One thing still doesn't feel right yet: the quality of the wavetable sound. I don't have an artifact problem, but at times the sound can feel a bit broken up and not as sharp as I was hoping it would be, especially with the filter peak cranked. To understand this issue a bit more, I went to the Xfer Records page to look at Serum's features. Right away, I was hit with "ULTRA-CLEAN OSCILLATORS," the heading in one of the paragraphs. (Copied Below)
They claim Serum features advanced math that makes things sound better than basically any other wavetable synth on the market. It made me wonder how much of it is already built into the HISE wavetable synth and how much needed to be programmed in. Also, how much is just a marketing plan with no real advantage on HISE's wavetable synth.
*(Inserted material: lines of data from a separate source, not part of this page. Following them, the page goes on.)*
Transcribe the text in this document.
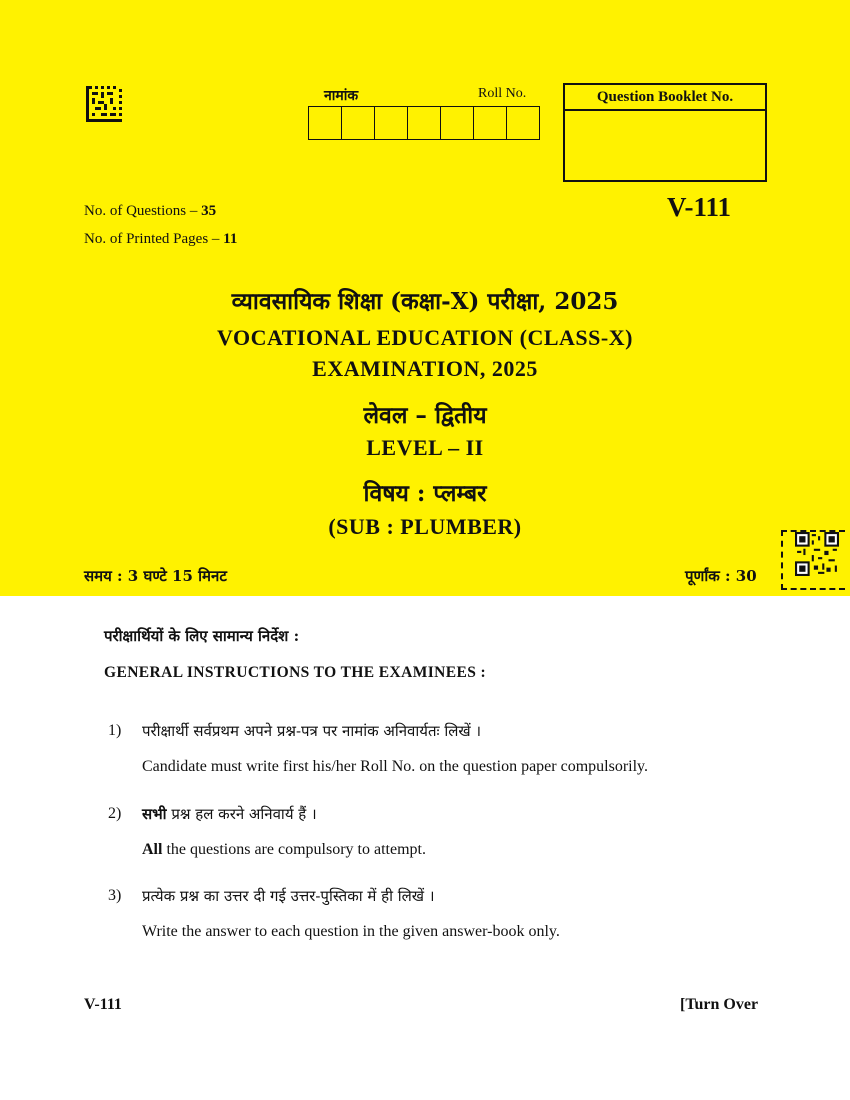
नामांक	Roll No.	Question Booklet No.
V-111
No. of Questions – 35
No. of Printed Pages – 11
व्यावसायिक शिक्षा (कक्षा-X) परीक्षा, 2025
VOCATIONAL EDUCATION (CLASS-X)
EXAMINATION, 2025
लेवल – द्वितीय
LEVEL – II
विषय : प्लम्बर
(SUB : PLUMBER)
समय : 3 घण्टे 15 मिनट	पूर्णांक : 30
परीक्षार्थियों के लिए सामान्य निर्देश :
GENERAL INSTRUCTIONS TO THE EXAMINEES :
1) परीक्षार्थी सर्वप्रथम अपने प्रश्न-पत्र पर नामांक अनिवार्यतः लिखें ।
Candidate must write first his/her Roll No. on the question paper compulsorily.
2) सभी प्रश्न हल करने अनिवार्य हैं ।
All the questions are compulsory to attempt.
3) प्रत्येक प्रश्न का उत्तर दी गई उत्तर-पुस्तिका में ही लिखें ।
Write the answer to each question in the given answer-book only.
V-111	[Turn Over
Since I'm not a math nor coding expert, I come to you cracks for guidance. Please read Serum's description of their OSCs. Let me know if HISE already delivers this level of performance and I just need to do better with my wavetables, or if there is anything I can do (coding) that would bring the quality and sharpness of the sound to the highest possible level.
Thank you.
ULTRA-CLEAN OSCILLATORS
Playback of wavetables requires digital resampling to play different frequencies. Without considerable care and a whole lot of number crunching, this process will create audible artifacts. Artifacts mean that you are (perhaps unknowingly) crowding your mix with unwanted tones / frequencies. Many popular wavetable synthesizers are astonishingly bad at suppressing artifacts - even on a high-quality setting some create artifacts as high as -36 dB to -60 dB (level difference between fundamental on artifacts) which is well audible, and furthermore often dampening the highest wanted audible frequencies in the process, to try and suppress this unwanted sound. In Serum, the native-mode (default) playback of oscillators operates with an ultra high-precision resampling, yielding an astonishingly inaudible signal-to-noise (for instance, -150 dB on a sawtooth played at 1 Khz at 44100)! This requires a lot of calculations, so Serum’s oscillator playback has been aggressively optimized using SSE2 instructions to allow for this high-quality playback without taxing your CPU any more than the typical (decent quality) soft synth already does. Load up Serum and we think you’ll be able to notice both what you hear (solid high frequencies, extending flat all the way up to the limits of hearing) as well as what you don’t hear (no unwanted mud or aliasing gibberish- just good, clean sound).